Epoch 1️⃣8️⃣: This week in ML (+ Bioinformatics 🧬 and Astronomy 🌌)

Expire-Span, CogView, DeepAb, ProteinBERT, Ghost Artifacts in Dark Energy and more ...

May 29, 2021

Sorry for the late upload. I decided to take some time off considering the current state in India.

Abstract: Attention mechanisms have shown promising results in sequence modeling tasks that require long-term memory. Recent work investigated mechanisms to reduce the computational cost of preserving and storing memories. However, not all content in the past is equally important to remember. The authors propose Expire-Span, a method that learns to retain the most important information and expire the irrelevant information. This forgetting of memories enables Transformers to scale to attend over tens of thousands of previous timesteps efficiently, as not all states from previous timesteps are preserved. Link to the code and Yannic Kilcher’s Video.

CogView

Abstract: Text-to-Image generation in the general domain has long been an open problem, which requires both generative model and cross-modal understanding. The authors propose CogView, a 4-billion-parameter Transformer with VQ-VAE tokenizer to advance this problem. They also demonstrate the finetuning strategies for various downstream tasks, e.g. style learning, super-resolution, text-image ranking and fashion design, and methods to stabilize pretraining, e.g. eliminating NaN losses. CogView (zero-shot) achieves a new state-of-the-art FID on blurred MS COCO, outperforms previous GAN-based models and a recent similar work DALL-E. Link to the code.

ML in Bioinformatics 🧬

Antibody structure prediction using interpretable deep learning
Therapeutic antibodies make up a rapidly growing segment of the biologics market. However, rational design of antibodies is hindered by reliance on experimental methods for determining antibody structures. In recent years, deep learning methods have driven significant advances in general protein structure prediction. Here, the authors present DeepAb, a deep learning method for predicting accurate antibody FV structures from sequence. They evaluate DeepAb on two benchmark sets – one balanced for structural diversity and the other composed of clinical-stage therapeutic antibodies – and find that their method consistently outperforms the leading alternatives. By introducing a directly interpretable attention mechanism, they show that our network attends to physically important residue pairs.
ProteinBERT: A universal deep-learning model of protein sequence and function
Self-supervised deep language modeling has shown unprecedented success across natural language tasks, and has recently been repurposed to biological sequences. However, existing models and pretraining methods are designed and optimized for text analysis.

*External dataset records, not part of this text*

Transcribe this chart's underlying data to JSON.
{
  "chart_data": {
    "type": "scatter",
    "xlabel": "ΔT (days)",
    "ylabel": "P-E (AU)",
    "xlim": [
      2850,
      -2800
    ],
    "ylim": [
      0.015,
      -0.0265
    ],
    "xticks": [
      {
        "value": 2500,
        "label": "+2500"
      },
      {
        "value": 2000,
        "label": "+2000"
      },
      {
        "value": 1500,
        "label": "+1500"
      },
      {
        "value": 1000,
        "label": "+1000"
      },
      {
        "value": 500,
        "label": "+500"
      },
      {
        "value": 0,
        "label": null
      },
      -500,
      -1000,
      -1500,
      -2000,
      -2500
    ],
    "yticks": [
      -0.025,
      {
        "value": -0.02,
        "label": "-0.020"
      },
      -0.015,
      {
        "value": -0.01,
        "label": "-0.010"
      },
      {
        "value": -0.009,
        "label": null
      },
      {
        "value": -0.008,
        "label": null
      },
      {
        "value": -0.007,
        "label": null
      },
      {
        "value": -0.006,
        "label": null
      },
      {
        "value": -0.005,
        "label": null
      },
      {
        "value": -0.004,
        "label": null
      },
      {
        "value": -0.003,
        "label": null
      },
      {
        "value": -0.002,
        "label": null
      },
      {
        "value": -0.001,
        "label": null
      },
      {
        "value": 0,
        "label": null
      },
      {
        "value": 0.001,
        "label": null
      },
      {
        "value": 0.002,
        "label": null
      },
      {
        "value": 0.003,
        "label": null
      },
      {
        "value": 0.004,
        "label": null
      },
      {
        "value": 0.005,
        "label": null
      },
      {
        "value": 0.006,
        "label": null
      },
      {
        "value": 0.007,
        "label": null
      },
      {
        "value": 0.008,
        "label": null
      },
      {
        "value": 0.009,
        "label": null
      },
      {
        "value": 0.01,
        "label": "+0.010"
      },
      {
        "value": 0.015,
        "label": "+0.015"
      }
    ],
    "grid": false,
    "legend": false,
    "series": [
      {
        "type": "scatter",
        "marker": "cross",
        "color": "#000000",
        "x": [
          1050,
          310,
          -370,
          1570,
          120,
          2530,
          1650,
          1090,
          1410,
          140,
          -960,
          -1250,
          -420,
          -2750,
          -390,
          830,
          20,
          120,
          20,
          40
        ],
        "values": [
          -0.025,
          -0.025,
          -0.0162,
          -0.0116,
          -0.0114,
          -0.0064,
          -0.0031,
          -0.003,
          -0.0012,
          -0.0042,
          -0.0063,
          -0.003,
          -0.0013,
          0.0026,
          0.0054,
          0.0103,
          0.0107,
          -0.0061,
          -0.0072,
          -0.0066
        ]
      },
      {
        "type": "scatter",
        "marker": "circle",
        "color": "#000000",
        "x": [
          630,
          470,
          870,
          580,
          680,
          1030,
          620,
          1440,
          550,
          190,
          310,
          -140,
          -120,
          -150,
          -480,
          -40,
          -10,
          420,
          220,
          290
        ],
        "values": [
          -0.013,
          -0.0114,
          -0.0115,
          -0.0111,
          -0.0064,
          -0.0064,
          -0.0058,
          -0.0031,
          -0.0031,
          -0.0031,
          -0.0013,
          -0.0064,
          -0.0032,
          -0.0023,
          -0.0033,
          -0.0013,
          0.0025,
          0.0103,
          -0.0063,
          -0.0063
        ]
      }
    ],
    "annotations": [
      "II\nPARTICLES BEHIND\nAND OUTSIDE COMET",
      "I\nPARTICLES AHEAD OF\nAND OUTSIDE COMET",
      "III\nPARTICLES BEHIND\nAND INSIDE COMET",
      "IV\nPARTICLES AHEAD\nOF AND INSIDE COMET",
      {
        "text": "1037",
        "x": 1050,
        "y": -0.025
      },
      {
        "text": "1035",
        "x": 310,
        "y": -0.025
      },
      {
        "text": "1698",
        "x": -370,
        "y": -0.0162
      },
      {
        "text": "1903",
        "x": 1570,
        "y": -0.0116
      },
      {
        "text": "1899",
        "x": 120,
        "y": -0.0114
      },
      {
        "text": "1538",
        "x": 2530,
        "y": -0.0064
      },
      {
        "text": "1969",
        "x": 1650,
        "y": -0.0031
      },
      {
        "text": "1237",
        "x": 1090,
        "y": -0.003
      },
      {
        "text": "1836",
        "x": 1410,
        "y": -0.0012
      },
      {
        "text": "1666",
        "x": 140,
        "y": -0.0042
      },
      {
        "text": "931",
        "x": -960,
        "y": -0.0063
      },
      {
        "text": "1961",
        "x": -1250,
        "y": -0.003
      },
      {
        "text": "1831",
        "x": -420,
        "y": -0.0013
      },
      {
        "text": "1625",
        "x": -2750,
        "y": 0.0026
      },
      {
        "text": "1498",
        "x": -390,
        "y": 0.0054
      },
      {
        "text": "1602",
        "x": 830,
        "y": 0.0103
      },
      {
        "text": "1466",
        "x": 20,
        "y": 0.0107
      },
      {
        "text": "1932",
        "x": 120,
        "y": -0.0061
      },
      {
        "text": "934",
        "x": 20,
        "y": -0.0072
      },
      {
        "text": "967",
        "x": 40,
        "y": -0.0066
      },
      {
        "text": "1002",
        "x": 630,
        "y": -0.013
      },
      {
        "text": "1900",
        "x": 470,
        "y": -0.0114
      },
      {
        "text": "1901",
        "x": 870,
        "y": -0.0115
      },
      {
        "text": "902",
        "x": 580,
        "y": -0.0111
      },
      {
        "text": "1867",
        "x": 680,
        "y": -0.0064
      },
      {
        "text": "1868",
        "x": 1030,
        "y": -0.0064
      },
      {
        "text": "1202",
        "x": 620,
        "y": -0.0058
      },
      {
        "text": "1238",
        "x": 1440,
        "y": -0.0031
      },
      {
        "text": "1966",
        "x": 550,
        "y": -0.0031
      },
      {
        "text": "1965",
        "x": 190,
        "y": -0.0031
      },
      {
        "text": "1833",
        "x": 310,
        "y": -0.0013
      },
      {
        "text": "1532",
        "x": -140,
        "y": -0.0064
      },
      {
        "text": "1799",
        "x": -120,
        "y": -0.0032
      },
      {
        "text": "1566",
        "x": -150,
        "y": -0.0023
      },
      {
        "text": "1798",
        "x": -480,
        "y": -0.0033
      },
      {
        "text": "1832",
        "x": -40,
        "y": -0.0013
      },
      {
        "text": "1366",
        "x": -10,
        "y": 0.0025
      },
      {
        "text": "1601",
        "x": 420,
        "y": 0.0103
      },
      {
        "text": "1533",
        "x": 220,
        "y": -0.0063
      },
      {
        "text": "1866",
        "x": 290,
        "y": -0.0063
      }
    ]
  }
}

The authors introduce ProteinBERT, a deep language model specifically designed for proteins. Their pretraining scheme consists of masked language modeling combined with a novel task of Gene Ontology (GO) annotation prediction. They introduce novel architectural elements that make the model highly efficient and flexible to very large sequence lengths. The architecture of ProteinBERT consists of both local and global representations, allowing end-to-end processing of these types of inputs and outputs. Link to the code.

Astroinformatics 🌌

Finding flares in Kepler and TESS data with recurrent deep neural networks
Stellar flares are an important aspect of magnetic activity – both for stellar evolution and circumstellar habitability viewpoints – but automatically and accurately finding them is still a challenge to researchers in the Big Data era of astronomy. The authors present an experiment to detect flares in space-borne photometric data using deep neural networks. Using a set of artificial data and real photometric data, they trained a set of neural networks, and found that the best performing architectures were the recurrent neural networks (RNNs) using Long Short-Term Memory (LSTM) layers. Testing the network trained on Kepler data on TESS light curves showed that the neural net is able to generalize and find flares – with similar effectiveness – in completely new data having previously unseen sampling and characteristics. Link to the code.
A Machine Learning Approach to the Detection of Ghosting and Scattered Light Artifacts in Dark Energy Survey Images
Astronomical images are often plagued by unwanted artifacts that arise from a number of sources including imperfect optics, faulty image sensors, cosmic ray hits, and even airplanes and artificial satellites. Spurious reflections (known as “ghosts”) and the scattering of light off the surfaces of a camera and/or telescope are particularly difficult to avoid. Detecting ghosts and scattered light efficiently in large cosmological surveys that will acquire petabytes of data can be a daunting task. In this paper, the authors use data from the Dark Energy Survey to develop, train, and validate a machine learning model to detect ghosts and scattered light using convolutional neural networks. As a proof of principle, they have showed that their method is promising for the Rubin Observatory and beyond.